The high demands that Kant puts on scientific knowledge are:

  1. use a systematic method of ordening
  2. it must be based on rational principles
  3. it must be a priori knowable with certainty

For something to be a priori knowledge with absolute certainty is an extremely high demand for knowledge, and is definitely not applicable to human behaviour. Cultural and habit-based behaviour gets in the way of “actually natural” behaviour, and the study of emotions becomes impossible from an objective or rational viewpoint as anobserver cannot be objective when feeling the emotions they want to analyse. It appears that Kant strives for purely rational and objective knowledge, and this is difficult to acquire concerning human nature, as he has made a distinction between fysiological and pragmatic anthropology, and is studying the latter. This leads us to the prediction that anthropology cannot be classified as a strict science.

In a post-modernist sense however, the qualities of human behaviour might not pose as a problem for the categorization as science. In the science wars of the nineties a post-modernist movement critized realist scientists in a Kuhnian tradition. They claimed that science cannot be as objective as it aims to be, as the social and cultural influences are greater than they might seem. Relativists claim that there is no objective measurement for rationality, and post-modernists claim that scientific theories are social constructs.

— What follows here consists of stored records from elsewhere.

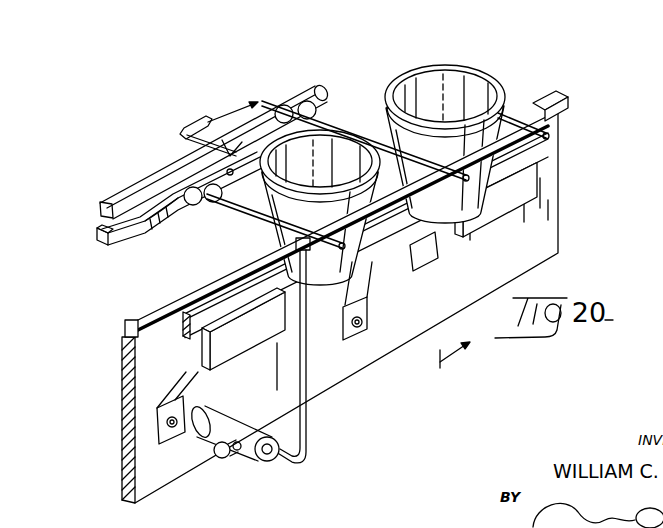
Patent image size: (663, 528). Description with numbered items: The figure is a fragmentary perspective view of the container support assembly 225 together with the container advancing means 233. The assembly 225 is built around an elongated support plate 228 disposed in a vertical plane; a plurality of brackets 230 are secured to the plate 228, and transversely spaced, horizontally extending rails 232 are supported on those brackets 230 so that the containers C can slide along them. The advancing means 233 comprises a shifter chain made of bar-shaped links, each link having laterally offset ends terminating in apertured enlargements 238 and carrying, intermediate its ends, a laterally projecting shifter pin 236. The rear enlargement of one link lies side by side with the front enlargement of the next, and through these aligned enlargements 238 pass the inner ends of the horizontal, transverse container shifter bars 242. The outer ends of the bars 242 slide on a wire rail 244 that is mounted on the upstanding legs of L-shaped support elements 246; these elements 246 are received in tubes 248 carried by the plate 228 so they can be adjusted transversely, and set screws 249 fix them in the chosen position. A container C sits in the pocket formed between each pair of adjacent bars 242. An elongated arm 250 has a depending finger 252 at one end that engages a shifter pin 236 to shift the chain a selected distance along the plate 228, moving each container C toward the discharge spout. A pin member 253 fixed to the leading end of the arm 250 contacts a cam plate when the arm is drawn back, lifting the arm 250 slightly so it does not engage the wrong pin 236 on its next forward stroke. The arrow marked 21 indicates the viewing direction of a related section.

The section line 21 is at (340, 236).
The container support assembly 225 is at (115, 392).
The support plate 228 is at (123, 448).
The brackets 230 is at (190, 370).
The rails 232 is at (528, 186).
The container advancing means 233 is at (163, 234).
The shifter pin 236 is at (97, 243).
The apertured enlargements 238 is at (287, 106).
The container shifter bars 242 is at (549, 136).
The wire rail 244 is at (546, 103).
The L-shaped support elements 246 is at (312, 438).
The tubes 248 is at (202, 426).
The set screws 249 is at (228, 460).
The arm 250 is at (100, 211).
The depending finger 252 is at (229, 172).
The pin member 253 is at (183, 135).
The container C is at (333, 142).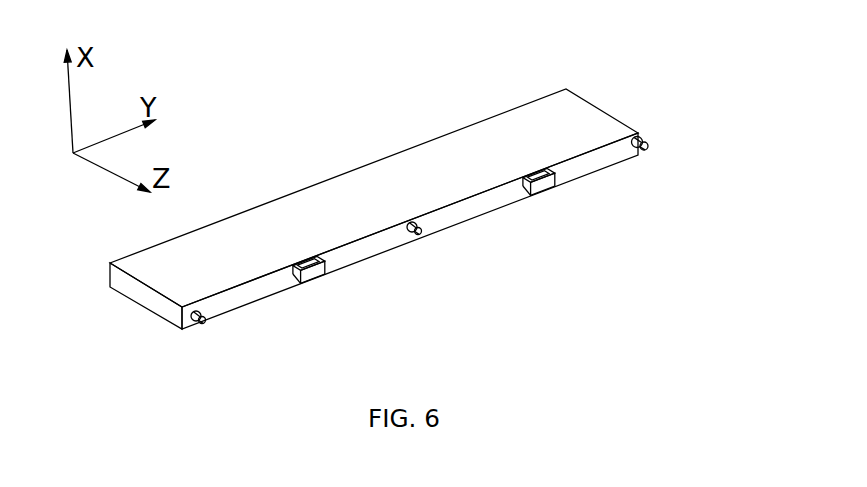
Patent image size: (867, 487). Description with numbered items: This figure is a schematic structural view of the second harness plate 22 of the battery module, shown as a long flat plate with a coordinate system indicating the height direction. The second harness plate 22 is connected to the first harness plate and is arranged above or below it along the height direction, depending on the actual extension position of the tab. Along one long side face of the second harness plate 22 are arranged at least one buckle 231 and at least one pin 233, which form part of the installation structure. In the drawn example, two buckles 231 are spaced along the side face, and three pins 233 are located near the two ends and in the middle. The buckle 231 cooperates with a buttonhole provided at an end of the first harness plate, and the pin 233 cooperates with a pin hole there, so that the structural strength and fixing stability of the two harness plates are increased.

These perspectives for one accept cultural and habit-based behaviour as natural to human beings, and as such might not dismiss this as non-scientific. Also accepting that scientists never have an objective viewpoint on what they are observing makes that research into emotions will be possible. Subjective data will still be data. Lastly Kant mentions “the Hawthorne effect” when trying to observe people: they will start acting differently when they know they are observed. This might still pose a theoretical problem for science in theory, if we in modern times did not possess many unseen ways of observing other unkowning people.